During the 5th Global Annual Achievement Awards for Artificial Intelligence, Tata Consultancy Services ADD™ Safety won ‘The Best Technical Implementation for AI’ for reimagining pharmacovigilance. TCS ADD™ Safety employs source-agnostic automation to extract, derive, and infer data. It allows for modular deployment with an interface to safety database. TCS ADD™ Safety has E2B and non-E2B field automation to reduce manual intervention. Finally, it has learning management with identified learnings and performance management module for case reconciliation.
“In order to accelerate clinical R&D and launch drugs faster to market, it is extremely important that science is complemented with easy-to-implement technology that is powered by artificial intelligence, data-driven smart analytics, and Internet of Things,” emphasizes Rachna Malik, Global Head of Tata Consultancy Services ADD™ Platforms.
TCS ADD™ enables quicker decision-making with real-time access to data and faster drug registration with its adaptive trial design feature. With improved data quality because of its advanced analytics, TCS ADD™ is surely the to-go unified platform for sites, patients, and regulators.
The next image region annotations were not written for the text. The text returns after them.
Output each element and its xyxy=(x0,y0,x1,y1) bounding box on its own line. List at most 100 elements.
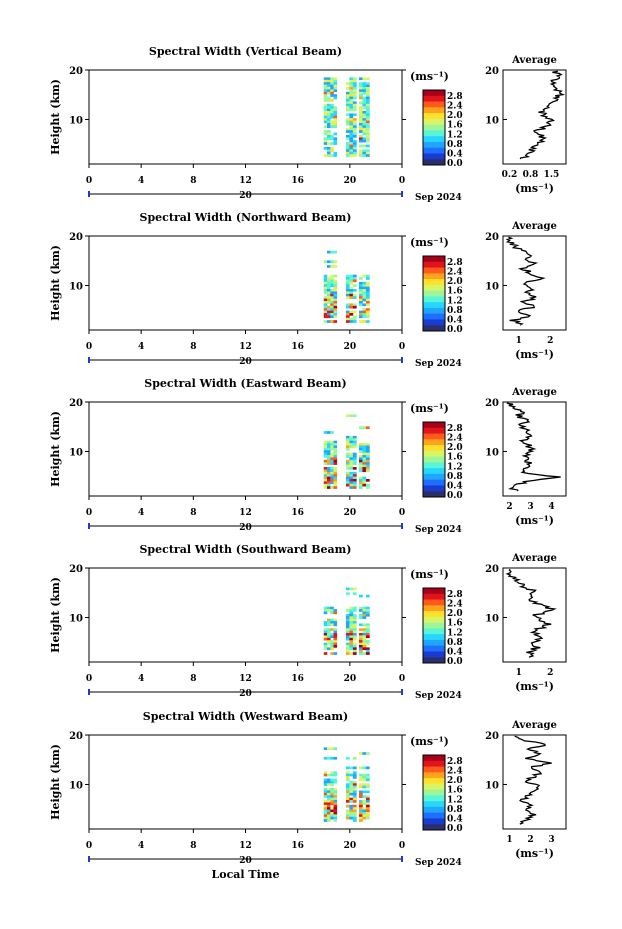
heatmap-cell xyxy=(349,139,354,143)
colorbar-tick-label: 2.8 xyxy=(447,424,463,434)
heatmap-cell xyxy=(330,82,334,85)
heatmap-cell xyxy=(365,315,370,319)
heatmap-cell xyxy=(345,87,350,90)
heatmap-cell xyxy=(365,89,370,93)
heatmap-cell xyxy=(327,635,331,639)
heatmap-cell xyxy=(352,122,357,126)
colorbar-swatch xyxy=(423,101,445,108)
heatmap-cell xyxy=(330,265,334,268)
heatmap-cell xyxy=(333,313,338,316)
y-tick-label: 20 xyxy=(69,564,83,575)
heatmap-cell xyxy=(345,649,350,653)
heatmap-cell xyxy=(365,99,370,102)
heatmap-cell xyxy=(333,635,338,639)
heatmap-cell xyxy=(345,122,350,126)
y-axis-label: Height (km) xyxy=(49,245,62,321)
colorbar-swatch xyxy=(423,261,445,268)
heatmap-cell xyxy=(358,134,363,138)
heatmap-cell xyxy=(365,455,370,458)
y-axis-label: Height (km) xyxy=(49,411,62,487)
heatmap-cell xyxy=(365,108,370,112)
heatmap-cell xyxy=(362,443,367,446)
heatmap-cell xyxy=(330,462,334,465)
heatmap-cell xyxy=(352,647,357,651)
heatmap-cell xyxy=(323,79,328,83)
heatmap-cell xyxy=(333,154,338,157)
heatmap-cell xyxy=(358,94,363,97)
heatmap-cell xyxy=(345,790,350,794)
heatmap-cell xyxy=(349,103,354,107)
heatmap-cell xyxy=(323,792,328,796)
avg-title: Average xyxy=(511,55,557,66)
heatmap-cell xyxy=(358,785,363,789)
heatmap-cell xyxy=(327,800,331,803)
heatmap-cell xyxy=(333,122,338,126)
heatmap-cell xyxy=(323,819,328,822)
heatmap-cell xyxy=(333,809,338,813)
heatmap-cell xyxy=(327,113,331,117)
heatmap-cell xyxy=(327,320,331,323)
heatmap-cell xyxy=(349,471,354,475)
heatmap-cell xyxy=(352,606,357,610)
heatmap-cell xyxy=(352,87,357,90)
heatmap-cell xyxy=(349,310,354,314)
heatmap-cell xyxy=(349,115,354,119)
heatmap-cell xyxy=(345,812,350,815)
avg-frame xyxy=(502,567,567,663)
heatmap-cell xyxy=(323,469,328,473)
heatmap-cell xyxy=(333,771,338,775)
heatmap-cell xyxy=(365,450,370,453)
colorbar-tick-label: 0.8 xyxy=(447,472,463,482)
heatmap-cell xyxy=(330,125,334,129)
heatmap-cell xyxy=(352,118,357,121)
heatmap-cell xyxy=(323,816,328,820)
colorbar-swatch xyxy=(423,279,445,286)
y-tick-label: 10 xyxy=(69,780,83,791)
heatmap-cell xyxy=(333,486,338,489)
colorbar-swatch xyxy=(423,818,445,825)
heatmap-cell xyxy=(327,281,331,285)
heatmap-cell xyxy=(345,103,350,107)
heatmap-cell xyxy=(362,122,367,126)
colorbar-swatch xyxy=(423,645,445,652)
colorbar-tick-label: 2.4 xyxy=(447,767,463,777)
heatmap-cell xyxy=(323,89,328,93)
avg-x-tick-label: 1 xyxy=(516,336,522,346)
heatmap-cell xyxy=(327,633,331,636)
heatmap-cell xyxy=(349,642,354,646)
colorbar-swatch xyxy=(423,634,445,641)
x-tick-label: 8 xyxy=(190,674,196,684)
heatmap-cell xyxy=(349,481,354,485)
heatmap-cell xyxy=(349,125,354,129)
heatmap-cell xyxy=(358,455,363,458)
heatmap-cell xyxy=(362,115,367,119)
unit-label: (ms⁻¹) xyxy=(410,236,449,249)
heatmap-cell xyxy=(362,481,367,485)
heatmap-cell xyxy=(365,807,370,810)
heatmap-cell xyxy=(333,814,338,818)
heatmap-cell xyxy=(345,310,350,314)
colorbar-swatch xyxy=(423,319,445,326)
heatmap-cell xyxy=(333,320,338,323)
heatmap-cell xyxy=(349,137,354,141)
heatmap-cell xyxy=(327,106,331,109)
heatmap-cell xyxy=(349,783,354,786)
heatmap-cell xyxy=(349,467,354,470)
heatmap-cell xyxy=(323,628,328,631)
heatmap-cell xyxy=(323,783,328,786)
heatmap-cell xyxy=(327,618,331,622)
heatmap-cell xyxy=(345,315,350,319)
heatmap-cell xyxy=(327,816,331,820)
heatmap-cell xyxy=(345,467,350,470)
heatmap-cell xyxy=(323,303,328,307)
heatmap-cell xyxy=(333,804,338,808)
heatmap-cell xyxy=(330,260,334,264)
heatmap-cell xyxy=(352,766,357,770)
heatmap-cell xyxy=(330,809,334,813)
heatmap-cell xyxy=(333,291,338,295)
colorbar-swatch xyxy=(423,588,445,595)
heatmap-cell xyxy=(358,814,363,818)
heatmap-cell xyxy=(330,628,334,631)
heatmap-cell xyxy=(349,279,354,283)
heatmap-cell xyxy=(362,445,367,449)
So far, TCS ADD™ has been implemented in more than 50,000 sites globally. It has supported more than 700 clinical trials. It has been 100 percent compliant with FDA regulations while improving efficiency by 40 percent and reducing drug monitoring efforts by 80.
The implementation of TCS ADD™ Safety specifically shows 96 percent improvement of accuracy in processing adverse events. A 40 percent efficiency gain in case processing efforts and 30 percent cost savings in end-to-end case processing are the safety platform’s additional advantages. Compliance to regulatory timelines is 100 percent guaranteed upon usage of TCS ADD™ Safety with 50 percent reduction in quality control efforts and 70 percent reduction in manual efforts.
“With the TCS ADD™ platforms, life sciences companies across the world can harness the power of AI and analytics to accelerate the development of new, more effective drugs for patients. TCS ADD™ Safety helps transform safety case processing and meet business and regulatory requirements effectively and efficiently,” Malik adds.
TCS ADD Virtual Event for Pharmacovigilance
TCS ADD™ Safety was glad to organize a panel discussion with industry representation that concentrated on the critical elements that facilitate the easy implementation of smart pharmacovigilance and the contribution of AI to patient safety. The TCS ADD™ Safety panelists at the virtual event also talked about how a technology-led strategy might make it possible to process safety cases in pharmacovigilance. The following is a high-level overview of the themes covered at the virtual event:
(1) Using AI as a scalable method to address the amount of safety cases;
(2) Using AI to manage complexity in safety reports;
(3) Improving pharmacovigilance compliance with artificial intelligence;
(4) Improving quality and accuracy while increasing efficiency; and
(5) Sharing real-world examples of implementing artificial intelligence in pharmacovigilance, along with lessons learned and future directions.
TCS ADD™ Safety has onboarded, revered panelists serving as virtual event speakers, who have been responsible for transforming pharmacovigilance in their organizations through industry-first initiatives. The industry expert speakers are as follows:
(1) Michael Murphy, Executive Director and Head of Pharmacovigilance Operations, Amgen;
(2) Bharathish Rao, Associate Director, Patient Safety Systems (CMO Organization), AstraZeneca;
(3) Arpita Bhowmick, Global Director, Omni Channel Contact Center Technology, Moderna; and
(4) Dr. Mangesh Kulkarni, Medical Director and Head of PV, TCS.
The event was moderated by TCS ADD™ Safety Industry Leader at TCS, Dr. Alejandra Guerchicoff.